BAGHDAD (ABP) — Five Christian churches in Iraq were bombed Sunday, Aug. 1, in a coordinated attack, which was condemned by Christian and Muslim authorities.
The attacks in Baghdad and Mosul killed at least seven people, according to the Associated Press, and marked the first major attacks on Iraq's minority Christians, who make up about 3 percent of the country's population of 25 million.
Many of the country's estimated 750,000 Christians have already fled Iraq, fearing they will be targeted as collaborators with American forces, the Washington Post reported. Most Iraqi Christians are Chaldeans, Eastern-rite Catholics who are autonomous from Rome. Others are Roman Catholic, Syriac Catholic, Orthodox (Greek, Syriac and Armenian), Presbyterian, Anglican or evangelical. Christians have been present in the region for 2000 years.
“We hope this cloud of fear will go away,” said Faris Thomas of St. Peter's Seminary in Baghdad, one of the targeted churches. “We try and tell [our people] that everything will be OK, but now that something has happened, it's changed everything,” he said, according to the Associated Press.

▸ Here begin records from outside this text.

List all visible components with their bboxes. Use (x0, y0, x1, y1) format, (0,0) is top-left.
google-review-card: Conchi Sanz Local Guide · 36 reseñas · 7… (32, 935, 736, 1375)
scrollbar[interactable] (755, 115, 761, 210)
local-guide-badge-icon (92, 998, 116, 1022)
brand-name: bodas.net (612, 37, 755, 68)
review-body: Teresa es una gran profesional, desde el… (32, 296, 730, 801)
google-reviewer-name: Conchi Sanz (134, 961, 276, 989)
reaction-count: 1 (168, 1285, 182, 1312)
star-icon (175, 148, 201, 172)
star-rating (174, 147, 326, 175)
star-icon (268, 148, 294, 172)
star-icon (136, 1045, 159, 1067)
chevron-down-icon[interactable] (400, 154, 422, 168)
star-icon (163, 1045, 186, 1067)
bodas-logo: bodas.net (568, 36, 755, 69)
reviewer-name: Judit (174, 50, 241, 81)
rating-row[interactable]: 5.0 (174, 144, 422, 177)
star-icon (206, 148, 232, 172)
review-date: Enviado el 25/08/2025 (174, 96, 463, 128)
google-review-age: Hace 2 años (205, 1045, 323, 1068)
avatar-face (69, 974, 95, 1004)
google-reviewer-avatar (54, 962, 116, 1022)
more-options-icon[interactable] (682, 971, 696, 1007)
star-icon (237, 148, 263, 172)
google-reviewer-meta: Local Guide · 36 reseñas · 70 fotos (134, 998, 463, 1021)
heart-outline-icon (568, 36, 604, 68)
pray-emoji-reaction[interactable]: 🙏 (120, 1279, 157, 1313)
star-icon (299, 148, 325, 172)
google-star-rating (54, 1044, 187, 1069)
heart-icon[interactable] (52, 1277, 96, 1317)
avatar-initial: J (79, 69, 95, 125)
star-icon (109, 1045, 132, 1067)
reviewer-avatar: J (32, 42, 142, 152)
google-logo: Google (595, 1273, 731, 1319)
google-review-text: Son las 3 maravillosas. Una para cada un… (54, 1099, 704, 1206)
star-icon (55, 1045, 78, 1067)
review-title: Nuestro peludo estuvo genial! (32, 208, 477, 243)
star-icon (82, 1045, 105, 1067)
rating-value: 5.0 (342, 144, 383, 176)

No group claimed responsibility for the church attacks — four in Baghdad and one in Mosul. The explosions came just minutes apart Sunday evening as church members gathered for services. The Iraqi Health Ministry counted seven killed and 37 injured. The U.S. military said 11 were killed.
Muslim clerics condemned the violence and also offered condolences to Iraq's dwindling Christian community.